Monday, June 5, 2017

Randomness and Player Agency

Hey all,

Have you ever felt like a random number generator (RNG), not the game itself, caused you to lose? Have you ever said "RNGesus beat me"?

Have you ever felt like RNG has led to your victory?

Today, I would like to discuss the use of random number generation and game design, specifically about player agency.

Agency: The capacity of an actor to act in an environment.
(At least I didn't OPEN with a definition. Sure, the definition came in about only 4 sentences, but who made you the authority on article / essay writing? Also, why are you counting?)

RNG is an interesting topic in games, because when applied correctly, it can allow for emergent possibilities that are more fun for your target players. When applied incorrectly, RNG can be an incredibly frustrating element for your players.

Think I'm exaggerating on that last sentence? Take a look at people's thoughts on Five Nights at Freddy's 20/20/20/20 mode.
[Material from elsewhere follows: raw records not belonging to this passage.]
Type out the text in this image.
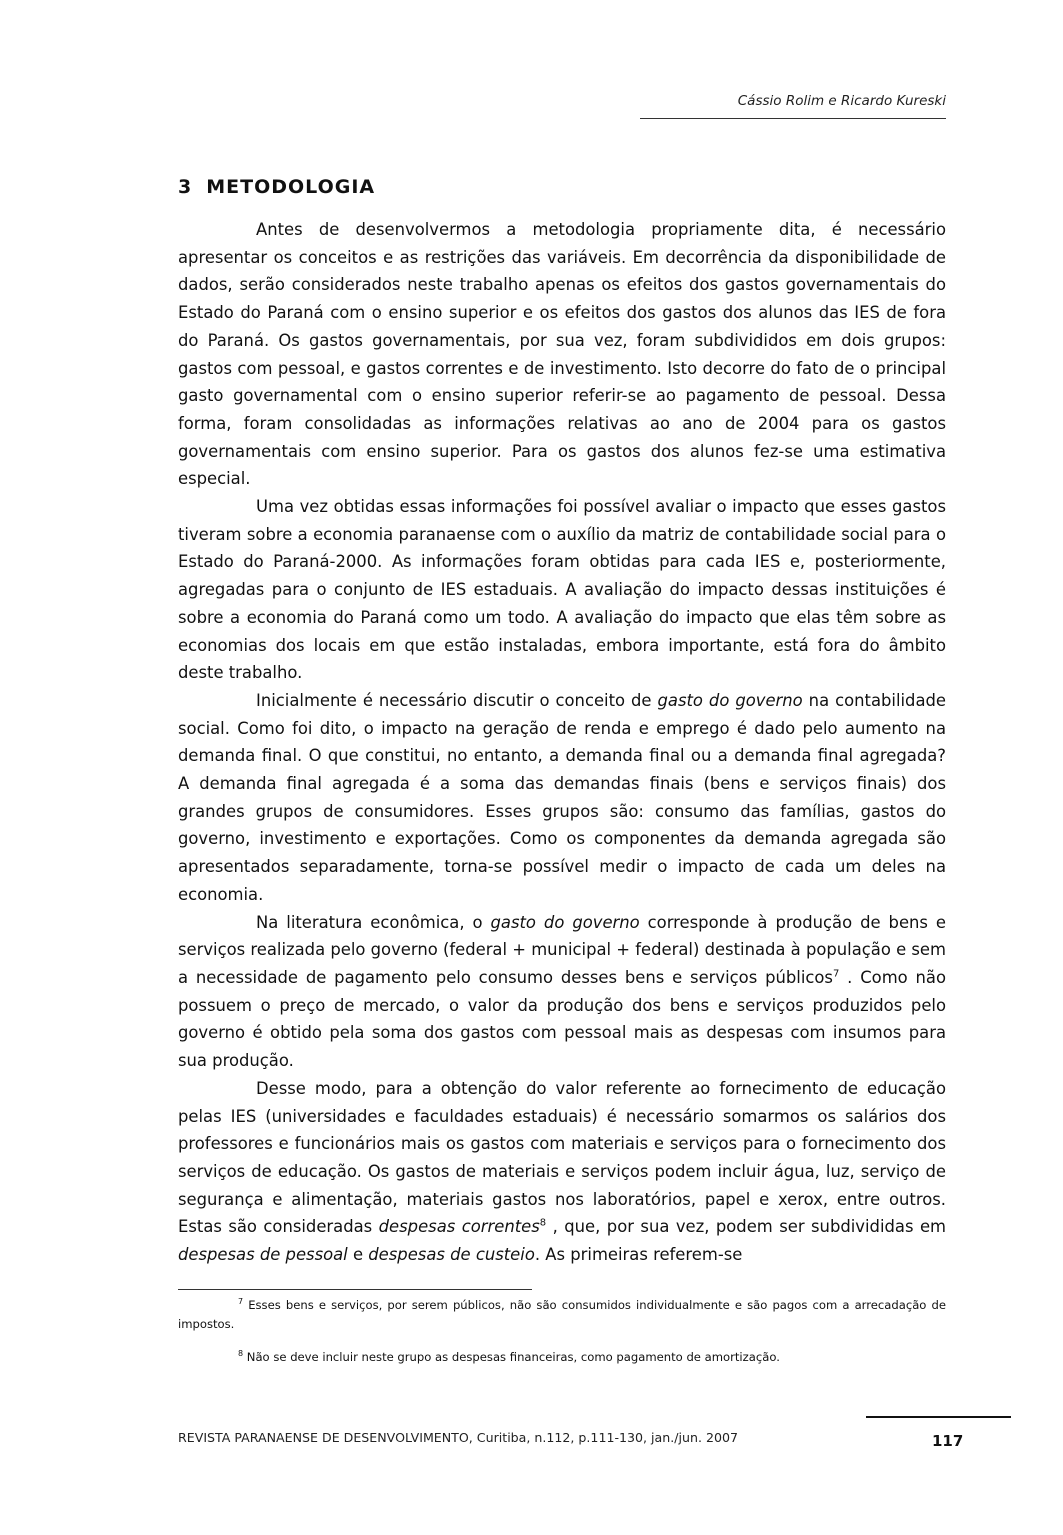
Cássio Rolim e Ricardo Kureski
3 METODOLOGIA

Antes de desenvolvermos a metodologia propriamente dita, é necessário apresentar os conceitos e as restrições das variáveis. Em decorrência da disponibilidade de dados, serão considerados neste trabalho apenas os efeitos dos gastos governamentais do Estado do Paraná com o ensino superior e os efeitos dos gastos dos alunos das IES de fora do Paraná. Os gastos governamentais, por sua vez, foram subdivididos em dois grupos: gastos com pessoal, e gastos correntes e de investimento. Isto decorre do fato de o principal gasto governamental com o ensino superior referir-se ao pagamento de pessoal. Dessa forma, foram consolidadas as informações relativas ao ano de 2004 para os gastos governamentais com ensino superior. Para os gastos dos alunos fez-se uma estimativa especial.

Uma vez obtidas essas informações foi possível avaliar o impacto que esses gastos tiveram sobre a economia paranaense com o auxílio da matriz de contabilidade social para o Estado do Paraná-2000. As informações foram obtidas para cada IES e, posteriormente, agregadas para o conjunto de IES estaduais. A avaliação do impacto dessas instituições é sobre a economia do Paraná como um todo. A avaliação do impacto que elas têm sobre as economias dos locais em que estão instaladas, embora importante, está fora do âmbito deste trabalho.

Inicialmente é necessário discutir o conceito de gasto do governo na contabilidade social. Como foi dito, o impacto na geração de renda e emprego é dado pelo aumento na demanda final. O que constitui, no entanto, a demanda final ou a demanda final agregada? A demanda final agregada é a soma das demandas finais (bens e serviços finais) dos grandes grupos de consumidores. Esses grupos são: consumo das famílias, gastos do governo, investimento e exportações. Como os componentes da demanda agregada são apresentados separadamente, torna-se possível medir o impacto de cada um deles na economia.

Na literatura econômica, o gasto do governo corresponde à produção de bens e serviços realizada pelo governo (federal + municipal + federal) destinada à população e sem a necessidade de pagamento pelo consumo desses bens e serviços públicos$^7$ . Como não possuem o preço de mercado, o valor da produção dos bens e serviços produzidos pelo governo é obtido pela soma dos gastos com pessoal mais as despesas com insumos para sua produção.

Desse modo, para a obtenção do valor referente ao fornecimento de educação pelas IES (universidades e faculdades estaduais) é necessário somarmos os salários dos professores e funcionários mais os gastos com materiais e serviços para o fornecimento dos serviços de educação. Os gastos de materiais e serviços podem incluir água, luz, serviço de segurança e alimentação, materiais gastos nos laboratórios, papel e xerox, entre outros. Estas são consideradas despesas correntes$^8$ , que, por sua vez, podem ser subdivididas em despesas de pessoal e despesas de custeio. As primeiras referem-se

$^7$ Esses bens e serviços, por serem públicos, não são consumidos individualmente e são pagos com a arrecadação de impostos.

$^8$ Não se deve incluir neste grupo as despesas financeiras, como pagamento de amortização.

REVISTA PARANAENSE DE DESENVOLVIMENTO, Curitiba, n.112, p.111-130, jan./jun. 2007	117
In short, players want to feel like that no matter what happens, that the results of an encounter / battle / whatever are caused by their own decisions, by their own skills, not by the game itself. The player is an agent within the game's rules, and acts to cause reactions, and the results of the game should be a reflection of those actions.

That doesn't mean that all RNG is bad, however. For that, let's take a look at a few examples.
  • Texas Holdem' Poker: Cards that are dealt are essentially random, as cards are dealt, the possibility space (the cards you can possibly get) decreases. Any one player can beat another player during a single game of Poker. Randomness is mitigated by playing a set of games. Good players are capable of playing the odds and wagering when the odds are in their favor, or bluffing (playing the other player), resulting in a win over the course of a set.
  • Mario Party: Movement is random by rolling a die, the possibility space in that sense is constant. Mini games may have elements of randomness in them, sometimes deciding winners arbitrarily, but there are so many mini games played during a session to mitigate the effects of a single adverse mini game result. The end game star allocation makes the possibility space wide open, leaving players who are the best at mini games or map navigation to be subject to losing, potentially rendering an entire game of smart play as moot. Any one individual game can be so random that caring about winning is really a test in insanity. (I call this the absurdity principle.)
  • Mario Kart: Item allocation is a weighted random, where players who are lagging behind are given a higher chance of getting better items. Items create new possibility spaces by knocking leading players out of the way, or giving lagging players a speed boost. The amount of variance is limited, and may cause a better player to not land in 1st place. Good players can mitigate the effects of the items through skilled play, item management, and maximizing opportunities over a set of races.
Notice something about the first and third entries? A good player can win by taking advantage of opportunities caused by helpful randomness, and mitigating the effects of adverse randomness (by either playing well or playing over a large set.). There's a key in there though, a skilled player HAS the opportunity to mitigate the effects of adverse randomness. Like I said before, "The player is an agent within the game's rules, and acts to cause reactions, and the results of the game should be a reflection of those actions".

Good use of RNG opens up the possibility space (the amount of possibilities that can be generated), but in a limited amount. Players continue to have agency in the outcome generated by the use of RNG. You can quote me on that.

Discussion about Mario Party is a great example of bad use of RNG. Ever heard someone say to you "I was winning, and then the game decided to give my friend all of the stars", or something equivalent? Dice rolling is one thing, handing out game winning tokens at the end of a game, when players can no longer take action, is another. Ever had that friend who almost ended a friendship with you because of Mario Party, or heard such a story? Mario Party becomes more fun when players give in to the "Absurdity Principle", which is essentially admitting that the game is crazy and to not take it seriously.

A bad game will use RNG to potentially affect the outcome of a game, and not give a player the opportunity to change the outcome based on said RNG, or severely limit the amount of actions that a player can take, removing or crippling their agency. A bad game will let RNG blow the possibility space wide open and essentially decide winners and losers. I literally have a phrase for it, "Deciding winners and losers.", don't let your game do that, if you're making one.

Bad RNG removes a player as an agent within the game, not letting their actions have an effect on the outcome. You can quote me on that, too.

Following the "Absurdity Principle" is hard to achieve, and the designer is walking a tight rope and relies on the player's subjective definition of fair and competition. I'm not saying to not make a ridiculous game that uses RNG, just be careful.

When making your game, if you choose to have an RNG element to your game, consider these things:
  • What does this use of RNG do to my game's possibility space? (What results can come from it?)
  • Does this use of RNG limit what my players can do, and if so, by how much? (How much agency will my players have?)
  • Does this use of RNG decide winners and losers?
  • Can players overcome the results of this use of RNG?
If any section in here needs clarity, let me know.